Com “Bogotá: Cidade dos Perdidos”, Kim Seong-je ergue sua própria versão desse arquétipo, mas sem o brilho e a sofisticação do universo concebido por Mario Puzo (1920-1999). Em vez disso, entrega uma saga densa e desiludida, ancorada na trajetória de um protagonista que ascende em um ambiente onde cada passo é um pacto com a escuridão. Unindo a pulsante energia do cinema sul-coreano à atmosfera visceral da Colômbia, Kim constrói uma narrativa robusta e imprevisível, capaz de envolver até os espectadores mais céticos.
A Coreia conviveu com um histórico de instabilidade permanente, intensificado em 1950 com o início da Guerra da Coreia, um embate que se estendeu por três anos até um armistício interromper as hostilidades sem um vencedor declarado. No entanto, a supremacia econômica e cultural da Coreia do Sul sobre sua vizinha ao norte se consolidou com o passar das décadas. Ainda assim, em 1997, o país sofreu os impactos de uma grave crise financeira, quando a volatilidade cambial levou ao empobrecimento abrupto da população.
Muitos enfrentaram o colapso com estoicismo ou dependeram de auxílios governamentais. Outros, mergulhados no desespero e na vergonha, optaram pelo suicídio. Já aqueles que buscavam um recomeço partiram para o exterior. A família de Kook-hee desembarca na capital colombiana nesse contexto, e logo percebe a dureza da nova realidade. A cena em que um motoqueiro os assalta assim que chegam ao aeroporto El Dorado, levando suas poucas economias, sintetiza essa transição brutal.

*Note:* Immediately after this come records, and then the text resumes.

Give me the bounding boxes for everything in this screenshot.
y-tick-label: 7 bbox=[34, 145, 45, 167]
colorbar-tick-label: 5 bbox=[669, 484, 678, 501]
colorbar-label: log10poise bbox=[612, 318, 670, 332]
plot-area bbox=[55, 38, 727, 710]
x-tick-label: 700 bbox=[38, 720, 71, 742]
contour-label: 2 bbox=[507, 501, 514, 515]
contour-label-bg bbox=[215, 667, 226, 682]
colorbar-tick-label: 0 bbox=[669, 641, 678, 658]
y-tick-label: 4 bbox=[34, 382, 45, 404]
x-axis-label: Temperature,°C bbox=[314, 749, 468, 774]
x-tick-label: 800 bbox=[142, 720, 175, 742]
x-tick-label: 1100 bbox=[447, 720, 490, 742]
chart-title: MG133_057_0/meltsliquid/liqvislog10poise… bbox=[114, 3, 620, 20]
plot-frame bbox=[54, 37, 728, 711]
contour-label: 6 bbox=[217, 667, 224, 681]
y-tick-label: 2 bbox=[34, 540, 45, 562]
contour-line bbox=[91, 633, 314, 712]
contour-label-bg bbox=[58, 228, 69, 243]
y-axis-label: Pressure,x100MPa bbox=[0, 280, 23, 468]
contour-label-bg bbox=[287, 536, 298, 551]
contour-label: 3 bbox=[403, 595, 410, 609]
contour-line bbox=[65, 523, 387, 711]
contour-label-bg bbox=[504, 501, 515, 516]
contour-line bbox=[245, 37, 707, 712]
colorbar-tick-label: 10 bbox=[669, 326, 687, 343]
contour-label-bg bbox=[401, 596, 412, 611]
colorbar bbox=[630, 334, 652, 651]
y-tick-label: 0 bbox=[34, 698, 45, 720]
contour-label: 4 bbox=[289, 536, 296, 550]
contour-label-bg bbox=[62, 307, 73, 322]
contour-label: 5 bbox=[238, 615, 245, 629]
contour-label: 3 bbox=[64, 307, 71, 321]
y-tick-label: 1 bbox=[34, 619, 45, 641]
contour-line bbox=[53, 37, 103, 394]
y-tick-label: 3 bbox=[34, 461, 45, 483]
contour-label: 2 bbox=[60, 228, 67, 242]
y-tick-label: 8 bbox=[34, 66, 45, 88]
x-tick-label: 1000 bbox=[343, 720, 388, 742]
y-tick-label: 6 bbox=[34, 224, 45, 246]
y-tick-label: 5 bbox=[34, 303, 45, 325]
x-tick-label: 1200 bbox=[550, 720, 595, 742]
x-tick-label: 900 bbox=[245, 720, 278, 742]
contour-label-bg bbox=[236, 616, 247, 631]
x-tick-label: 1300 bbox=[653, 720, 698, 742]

A partir daí, o roteiro de Kim e Hwang Seong-gu revela como Cookie, apelido do protagonista, percebe que sobreviver exige adaptação — mesmo que isso signifique abraçar os aspectos mais sombrios desse novo mundo.
Com o tempo, Cookie torna-se um braço direito leal e temido de Sargento Park, um veterano da Guerra do Vietnã (1955-1975) que construiu um império importando mercadorias de Seul para Bogotá sem respeitar regulamentações e subornando autoridades locais. “Bogotá: Cidade dos Perdidos” então assume uma nova cadência, explorando a ascensão de Cookie e o vínculo que se desenvolve entre ele e seu mentor. Song Joong-ki e Kwon Hae-hyo entregam atuações intensas, guiando a trama por caminhos inesperados, onde lealdade e traição se entrelaçam. No desfecho, a jornada desses personagens ecoa com força, sem dever nada às grandes narrativas de ascensão e queda do crime organizado.